Dinner-wise it’s been a banquet, one night of sopa de tortilla, another at our favorite Italian place, a nice fish dinner and a boat of a margarita at the purported narco-restaurant. The best night though was at our favorite little almost outdoors taco shack.
We’d gone out to try a new place down by the water. These last couple of years we’ve been trying places that are not restaurants in the traditional sense of having windows, chairs and walls. We’ve kind of fallen in love with little semi-outdoor places with plastic tables and chairs and big sides open to the elements. They’re not so great in October when you have to wipe the sweat off your face while you eat, but this time of year they’re pretty nice with a soft evening sea breeze and temperatures more conducive to enjoying your meal. There was a new one at the far end of town that fit that simple bill and so we went off to try it, only to find it was closed. Lunch only, apparently. So I turned the boat around and went back towards JJ’s, the place that was the current de classe restaurant champion.

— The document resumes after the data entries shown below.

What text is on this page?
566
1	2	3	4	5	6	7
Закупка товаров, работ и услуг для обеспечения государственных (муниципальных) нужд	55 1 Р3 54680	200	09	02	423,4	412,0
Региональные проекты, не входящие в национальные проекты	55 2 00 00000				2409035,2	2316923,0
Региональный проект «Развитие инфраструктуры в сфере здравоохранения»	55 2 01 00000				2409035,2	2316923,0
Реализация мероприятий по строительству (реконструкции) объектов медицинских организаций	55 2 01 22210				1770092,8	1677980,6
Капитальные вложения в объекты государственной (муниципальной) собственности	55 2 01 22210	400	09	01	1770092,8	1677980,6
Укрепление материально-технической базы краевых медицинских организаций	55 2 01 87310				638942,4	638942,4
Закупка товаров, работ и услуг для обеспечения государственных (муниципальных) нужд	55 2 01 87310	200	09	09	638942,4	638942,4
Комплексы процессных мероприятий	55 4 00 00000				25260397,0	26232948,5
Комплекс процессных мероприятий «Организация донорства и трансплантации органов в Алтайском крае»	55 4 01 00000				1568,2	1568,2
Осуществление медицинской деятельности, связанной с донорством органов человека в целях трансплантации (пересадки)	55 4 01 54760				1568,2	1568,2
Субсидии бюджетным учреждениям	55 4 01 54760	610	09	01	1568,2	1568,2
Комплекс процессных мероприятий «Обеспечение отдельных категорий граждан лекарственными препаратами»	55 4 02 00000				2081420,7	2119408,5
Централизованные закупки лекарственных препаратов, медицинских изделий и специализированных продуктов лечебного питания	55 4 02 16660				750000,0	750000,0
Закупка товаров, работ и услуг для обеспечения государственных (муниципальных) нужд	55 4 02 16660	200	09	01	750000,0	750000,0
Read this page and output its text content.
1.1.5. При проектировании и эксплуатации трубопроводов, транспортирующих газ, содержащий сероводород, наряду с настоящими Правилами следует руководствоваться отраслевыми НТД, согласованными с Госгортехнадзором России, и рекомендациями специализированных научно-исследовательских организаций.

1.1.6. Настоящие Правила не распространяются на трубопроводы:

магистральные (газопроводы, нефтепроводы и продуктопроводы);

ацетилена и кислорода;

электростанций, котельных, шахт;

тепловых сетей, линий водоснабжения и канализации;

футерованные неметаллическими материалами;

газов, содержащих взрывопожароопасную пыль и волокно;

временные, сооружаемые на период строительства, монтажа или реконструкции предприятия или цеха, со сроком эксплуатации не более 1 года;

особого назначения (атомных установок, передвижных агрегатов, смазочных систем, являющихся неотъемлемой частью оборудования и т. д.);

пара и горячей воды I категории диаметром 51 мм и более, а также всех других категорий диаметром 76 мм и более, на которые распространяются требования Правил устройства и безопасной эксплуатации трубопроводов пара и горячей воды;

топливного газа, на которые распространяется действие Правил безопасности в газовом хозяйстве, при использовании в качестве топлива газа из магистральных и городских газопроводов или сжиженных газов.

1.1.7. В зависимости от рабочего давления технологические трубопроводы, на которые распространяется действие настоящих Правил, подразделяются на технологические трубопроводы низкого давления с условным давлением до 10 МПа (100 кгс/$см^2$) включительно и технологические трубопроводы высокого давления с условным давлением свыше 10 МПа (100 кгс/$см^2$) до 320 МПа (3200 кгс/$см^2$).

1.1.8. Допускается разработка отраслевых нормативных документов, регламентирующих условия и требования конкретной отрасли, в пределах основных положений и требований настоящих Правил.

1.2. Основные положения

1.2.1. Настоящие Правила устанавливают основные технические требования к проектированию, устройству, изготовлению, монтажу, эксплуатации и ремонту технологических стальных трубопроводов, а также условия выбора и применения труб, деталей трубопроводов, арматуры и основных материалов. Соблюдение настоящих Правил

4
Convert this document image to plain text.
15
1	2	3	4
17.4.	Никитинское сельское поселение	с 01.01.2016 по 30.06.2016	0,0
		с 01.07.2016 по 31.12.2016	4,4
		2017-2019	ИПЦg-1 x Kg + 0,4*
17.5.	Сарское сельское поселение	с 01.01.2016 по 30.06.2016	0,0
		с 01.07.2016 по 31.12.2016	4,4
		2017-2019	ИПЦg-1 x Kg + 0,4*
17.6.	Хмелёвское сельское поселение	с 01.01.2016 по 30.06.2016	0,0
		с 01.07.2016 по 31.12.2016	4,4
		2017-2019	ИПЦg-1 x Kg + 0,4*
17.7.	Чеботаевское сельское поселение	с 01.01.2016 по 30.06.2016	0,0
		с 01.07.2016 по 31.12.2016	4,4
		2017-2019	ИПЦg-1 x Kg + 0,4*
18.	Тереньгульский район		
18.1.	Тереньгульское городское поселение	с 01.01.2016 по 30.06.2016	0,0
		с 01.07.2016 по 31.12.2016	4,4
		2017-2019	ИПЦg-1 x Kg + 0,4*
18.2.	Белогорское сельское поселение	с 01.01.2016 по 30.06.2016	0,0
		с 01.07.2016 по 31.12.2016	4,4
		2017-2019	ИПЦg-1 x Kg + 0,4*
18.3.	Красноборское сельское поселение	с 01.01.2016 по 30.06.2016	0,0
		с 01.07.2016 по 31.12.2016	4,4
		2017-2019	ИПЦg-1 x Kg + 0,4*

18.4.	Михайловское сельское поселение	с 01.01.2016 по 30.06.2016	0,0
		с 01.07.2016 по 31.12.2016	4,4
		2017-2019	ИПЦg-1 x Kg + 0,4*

As I pulled up, I knew instantly that serendipity was at work – it was music night – the strains of Mariachi were wafting out the front and the full parking lot confirmed my guess. We were in for a treat.
JJ is a diminutive fellow with a big smile, a classic end of the road restaurant owner who greets you like you were just in yesterday. His place is something, a giant, beautifully constructed palapa, built by some guys imported from elsewhere in the state. A small kitchen area with deep fryer and grill are off to the side next to an even smaller bar. Some plastic rope chains – added since our last visit – announce that minors may not approach the bar, perhaps an artifact from some recent legal problems. The band sets up at one end of the place and the rest is wide open, filled with while tables and chairs. There is also a small gift shop that sells curios and t-shirts, many of which are hanging on posts around the dance floor, and all of which have slogans that would prevent them from being worn in polite company. The menu is simple, five or six kinds of tacos or burros and nothing more. They come straight off the grill or out of the fryer and you load them up at a small condiment bar. Every table has at least three kinds of hot sauce.
After visiting with him for a couple of minutes we made our order, six fried fish tacos and a couple of beers. That done it was off to the dance floor for a couple of rounds of the 1-Step and a bit of people watching.
Music night brings out a lot of people from where we generically call “the country club.” Genuinely old folks, most of whom sit and watch but among whom there are always a couple of wound up grannies who dance and dance and dance, dragging their typically overweight husband out on the floor. The gents try to look comfortable, an impossible task, but it’s clear they’re enjoying being game enough for their wives to enjoy themselves. Our food showed up and it was wonderful as always, fresh, hot and tasty. The three things that every meal should be. Once done, JJ dropped by again and insisted on more beers, informing me that “the car can find its way home.” We complied and danced a few more times before heading back home.